To get similar yeast characteristics to schofferhoffer you will need to use a liquid yeast, Wyeast 3068 is good, and use very strict fermentation temperature control, otherwise your beer may end up way out of balance. There is a topic in the "style of the week" forum on weizens and this would be a good reference thread.

Cheers.


----------



## Stuster (1/2/08)

First, a wheat beer yeast will definitely not make your beer taste anything like Heineken. Heineken is a lager and uses lager yeast which is clean. The main problem with European beers here tend to be too old and have been stored badly for the trip. Beers like Heineken can also have problems with skunking from being in green glass bottles, with UV/blue light reacting with hop products in the beer to cause a smell like a skunk. A fresh German lager will certainly not have that taste you object to. It might not be your favourite style, but I'm sure if you get some fresh German lager, you won't toss it away.  

If you want to make a beer like Schofferhofer, I'd just choose any of the liquid wheat beer yeasts you can find from either White Labs or Wyeast, or the new dry wheat beer yeast (WB-06). Not sure if you're using kits or what, so it's hard to give advice on how to make a wheat beer, but there's a heap of info in this thread.


----------



## mickoz (1/2/08)

Thanks Guys,

Sorry if I made it seem that I thought Heineken was a wheat, it was just the first beer I thought of that had that taste.

I can get my hands on WB-06 and the Wyeast 3068 but will go the 3068 as I prefer liquid yeasts.

I am an AG brewer but I do admit that my experience is limited at this point with only 7 AG batches to my name and I don't mind looking for advice from the gurus 

Mick


----------



## tangent (1/2/08)

your problem with your hefe's (is that the problem?) may be with your grist and mash regime, pitching rates and fermentation temps etc. rather than your yeast selection.

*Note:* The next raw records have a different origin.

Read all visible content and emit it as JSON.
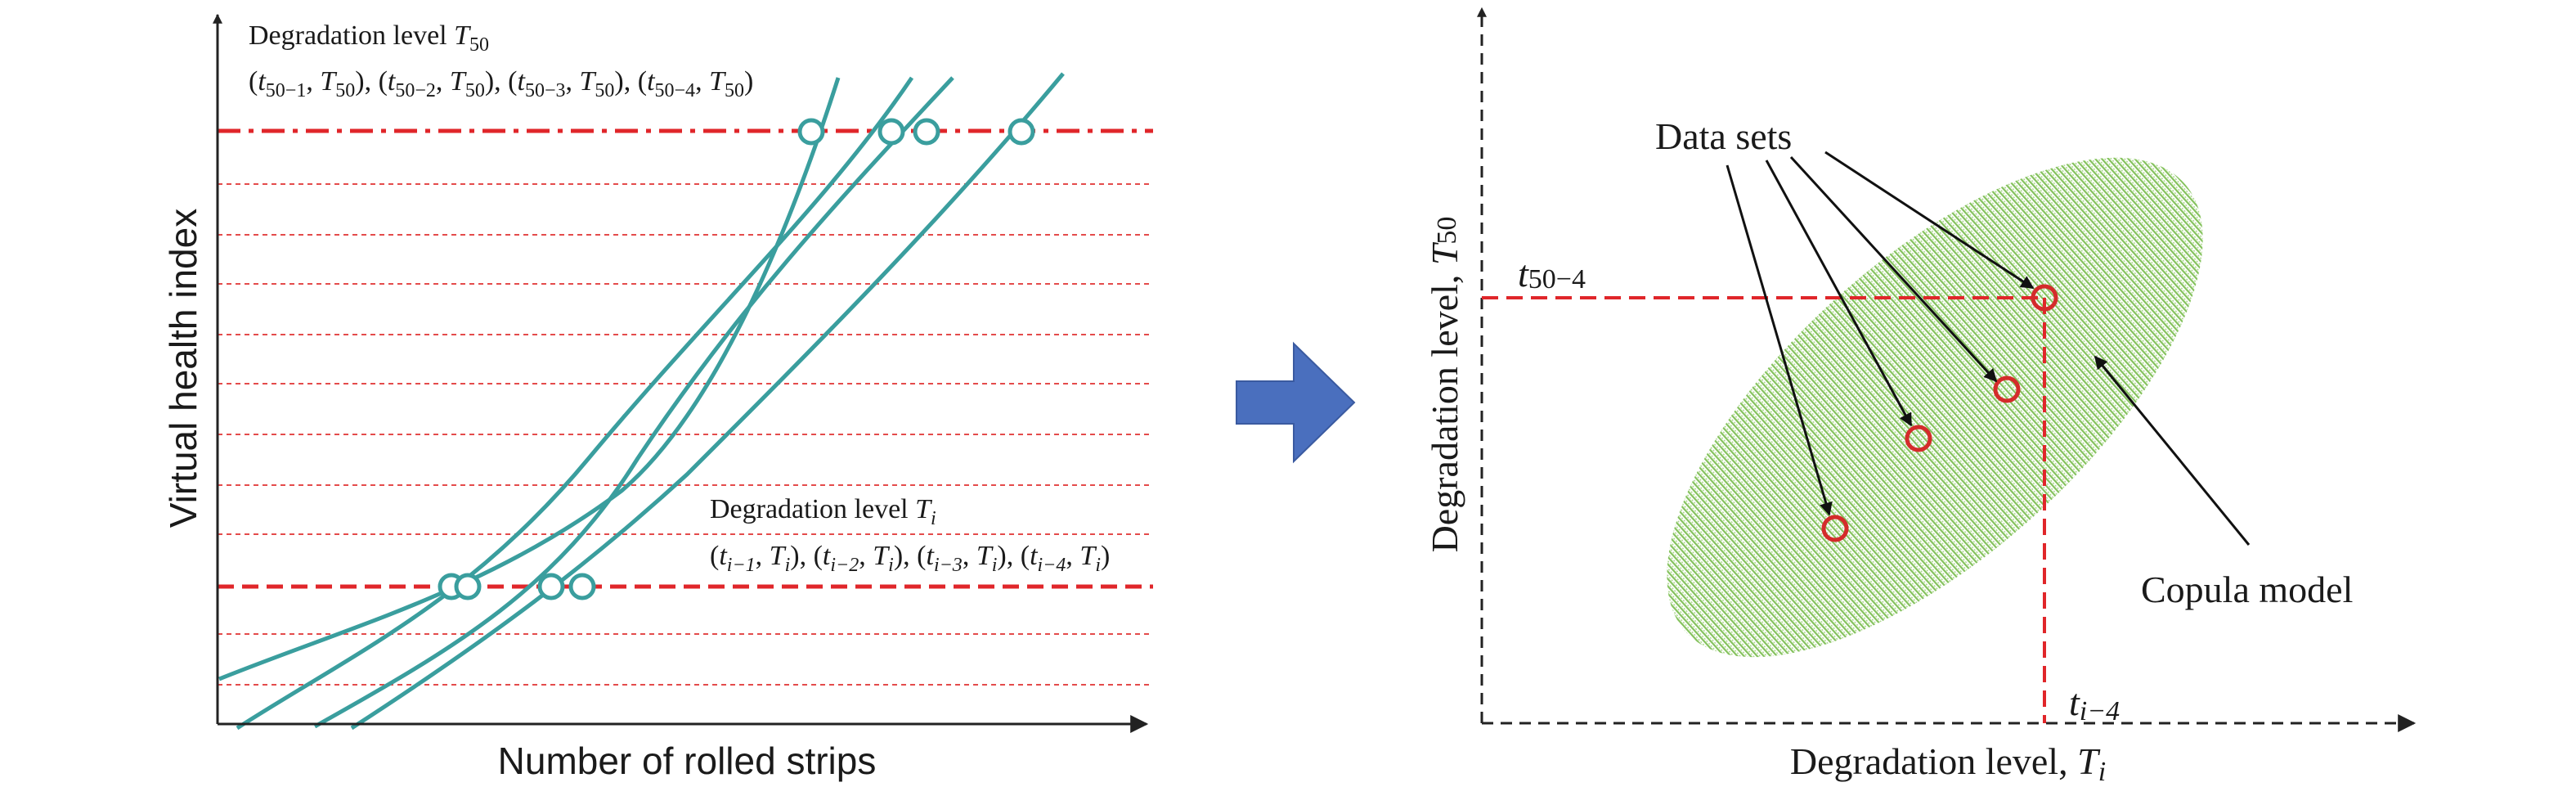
{
  "colors": {
    "curve": "#3a9e9e",
    "threshold": "#e0262a",
    "grid": "#e44b4b",
    "axis": "#222222",
    "arrow_fill": "#4a6fbe",
    "ellipse": "#7fbf50",
    "marker": "#d42b2b"
  },
  "left_panel": {
    "y_axis_title": "Virtual health index",
    "x_axis_title": "Number of rolled strips",
    "top_label": {
      "title_main": "Degradation level ",
      "title_var": "T",
      "title_sub": "50",
      "tuples": [
        {
          "t_sub": "50−1",
          "T_sub": "50"
        },
        {
          "t_sub": "50−2",
          "T_sub": "50"
        },
        {
          "t_sub": "50−3",
          "T_sub": "50"
        },
        {
          "t_sub": "50−4",
          "T_sub": "50"
        }
      ]
    },
    "bottom_label": {
      "title_main": "Degradation level ",
      "title_var": "T",
      "title_sub": "i",
      "tuples": [
        {
          "t_sub": "i−1",
          "T_sub": "i"
        },
        {
          "t_sub": "i−2",
          "T_sub": "i"
        },
        {
          "t_sub": "i−3",
          "T_sub": "i"
        },
        {
          "t_sub": "i−4",
          "T_sub": "i"
        }
      ]
    },
    "curve_count": 4,
    "grid_line_count": 10
  },
  "transition_arrow": {
    "icon": "right-arrow-icon"
  },
  "right_panel": {
    "y_axis_title_main": "Degradation level, ",
    "y_axis_title_var": "T",
    "y_axis_title_sub": "50",
    "x_axis_title_main": "Degradation level, ",
    "x_axis_title_var": "T",
    "x_axis_title_sub": "i",
    "y_marker_label_var": "t",
    "y_marker_label_sub": "50−4",
    "x_marker_label_var": "t",
    "x_marker_label_sub": "i−4",
    "data_sets_label": "Data sets",
    "copula_label": "Copula model",
    "data_point_count": 4
  }
}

Otherwise, look at experimenting with Wyeast 3333-German Wheat if Wyeast 3068-Weihenstephen Weizen isn't ringing any bells. (I still prefer them over the dried varieties)


----------



## mickoz (1/2/08)

tangent said:


> your problem with your hefe's (is that the problem?) may be with your grist and mash regime, pitching rates and fermentation temps etc. rather than your yeast selection.
> 
> Otherwise, look at experimenting with Wyeast 3333-German Wheat if Wyeast 3068-Weihenstephen Weizen isn't ringing any bells. (I still prefer them over the dried varieties)



No problems yet as I haven't done one. Just being cautious and making sure I pick the right yeast. I couldn't bear the thought of spending 6 hours making a brew only to find it tastes like shite 

Mick


----------



## geoffi (1/2/08)

mickoz said:


> No problems yet as I haven't done one. Just being cautious and making sure I pick the right yeast. I couldn't bear the thought of spending 6 hours making a brew only to find it tastes like shite
> 
> Mick



50/50 wheat/pils, an authentic yeast for the style, fermented 18-20c, drunk when nice and fresh...it won't taste like shite...or even like Scheisse...


----------